New York, Aug.7, stock market trading .- Despite a much better-than-expected trade deficit report, stocks opened sharply lower on Tuesday. The lack of buying throughout the session led to the lowest close since June, the negativity exacerbated by comments from several regional Fedpresidents who indicated that the Fed’s plan of buying $85 billion of bonds could begin to be reduced in September.
Banks were among the worst performers, with Citigroup (C) off more than 2.5%. Bank of America (BAC) became the subject of a government suit of more than $850 million.

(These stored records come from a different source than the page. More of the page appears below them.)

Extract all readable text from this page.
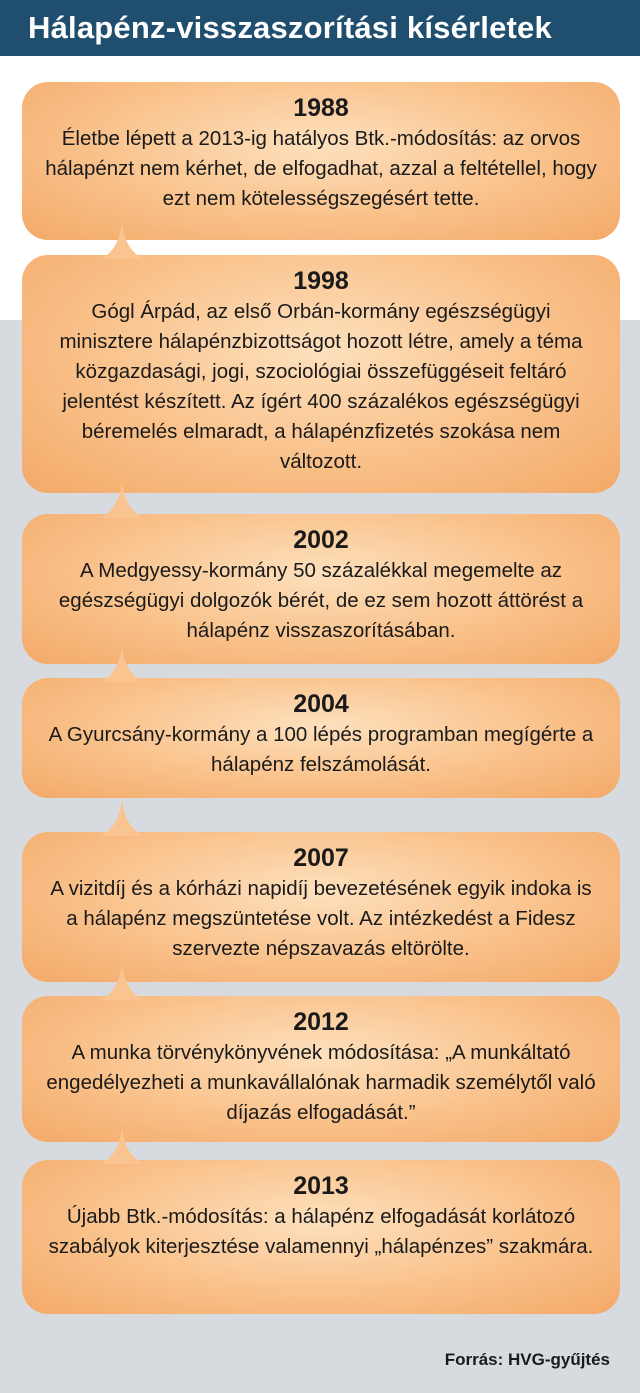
Hálapénz-visszaszorítási kísérletek
1988
Életbe lépett a 2013-ig hatályos Btk.-módosítás: az orvos hálapénzt nem kérhet, de elfogadhat, azzal a feltétellel, hogy ezt nem kötelességszegésért tette.
1998
Gógl Árpád, az első Orbán-kormány egészségügyi minisztere hálapénzbizottságot hozott létre, amely a téma közgazdasági, jogi, szociológiai összefüggéseit feltáró jelentést készített. Az ígért 400 százalékos egészségügyi béremelés elmaradt, a hálapénzfizetés szokása nem változott.
2002
A Medgyessy-kormány 50 százalékkal megemelte az egészségügyi dolgozók bérét, de ez sem hozott áttörést a hálapénz visszaszorításában.
2004
A Gyurcsány-kormány a 100 lépés programban megígérte a hálapénz felszámolását.
2007
A vizitdíj és a kórházi napidíj bevezetésének egyik indoka is a hálapénz megszüntetése volt. Az intézkedést a Fidesz szervezte népszavazás eltörölte.
2012
A munka törvénykönyvének módosítása: „A munkáltató engedélyezheti a munkavállalónak harmadik személytől való díjazás elfogadását.”
2013
Újabb Btk.-módosítás: a hálapénz elfogadását korlátozó szabályok kiterjesztése valamennyi „hálapénzes” szakmára.
Forrás: HVG-gyűjtés
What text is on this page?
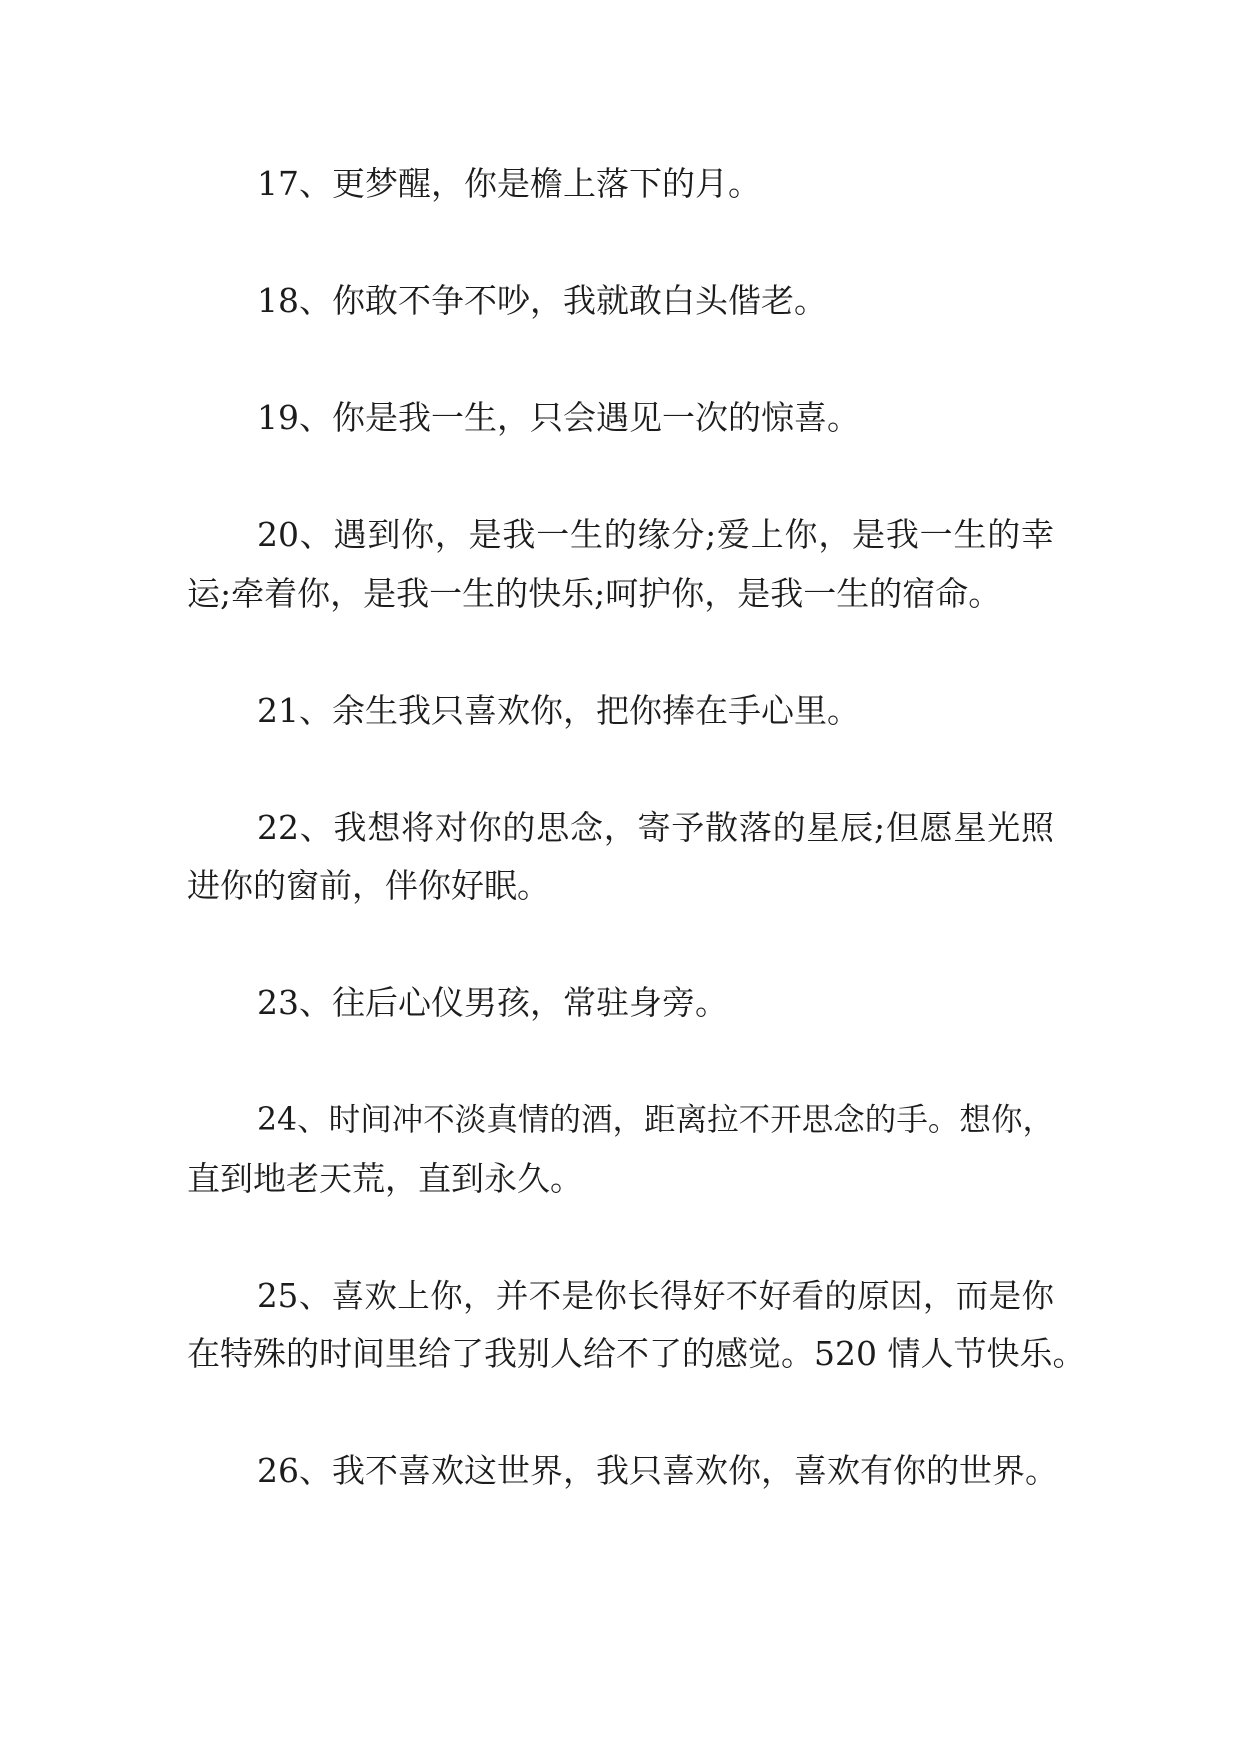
17、更梦醒，你是檐上落下的月。
18、你敢不争不吵，我就敢白头偕老。
19、你是我一生，只会遇见一次的惊喜。
20、遇到你，是我一生的缘分;爱上你，是我一生的幸
运;牵着你，是我一生的快乐;呵护你，是我一生的宿命。
21、余生我只喜欢你，把你捧在手心里。
22、我想将对你的思念，寄予散落的星辰;但愿星光照
进你的窗前，伴你好眠。
23、往后心仪男孩，常驻身旁。
24、时间冲不淡真情的酒，距离拉不开思念的手。想你，
直到地老天荒，直到永久。
25、喜欢上你，并不是你长得好不好看的原因，而是你
在特殊的时间里给了我别人给不了的感觉。520 情人节快乐。
26、我不喜欢这世界，我只喜欢你，喜欢有你的世界。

Despite a positive day for the technology sector, two of its biggest stars — IBM(IBM) and Apple (AAPL) — posted losses of 0.9% and 2.3% respectively.
At the close the Dow Jones Industrial Average was off 93 points at 15,519, the S&P 500 fell 10 points to 1697, andNasdaq dropped 27 to close at 3666. The NYSE traded 532 million shares and Nasdaq crossed 311 million for one of the slowest trading days of the year. Decliners outpaced advancers by 3.1-to-1 on the Big Board, and on Nasdaq decliners were ahead by 2.3-to-1.
Taking a longer-term view, the chart looks to me like an incipient cup-and-handle formation. But cup-and-handle setups usually form at bottoms; they’re not normally associated with bull markets as continuation patterns. Note the negative nonconfirmation of the Relative Strength Indicator (RSI). This metric suggests a tired market in need of a rest.
Conclusion: Although the bull is healthy, yesterday’s patterns — especially on the senior indices — suggest that a pause is about to occur. Major support for the S&P 500 is at its 50-day moving average, now at 1650, but to get there it would have to violate the first line of support at 1676. Initial support for the DJIA sits at about 15,500, with more significant support at 15,247, its 50-day moving average.
For now, both traders and investors should stand aside unless some very unusual bargain presents itself. And traders should consider some profit-taking.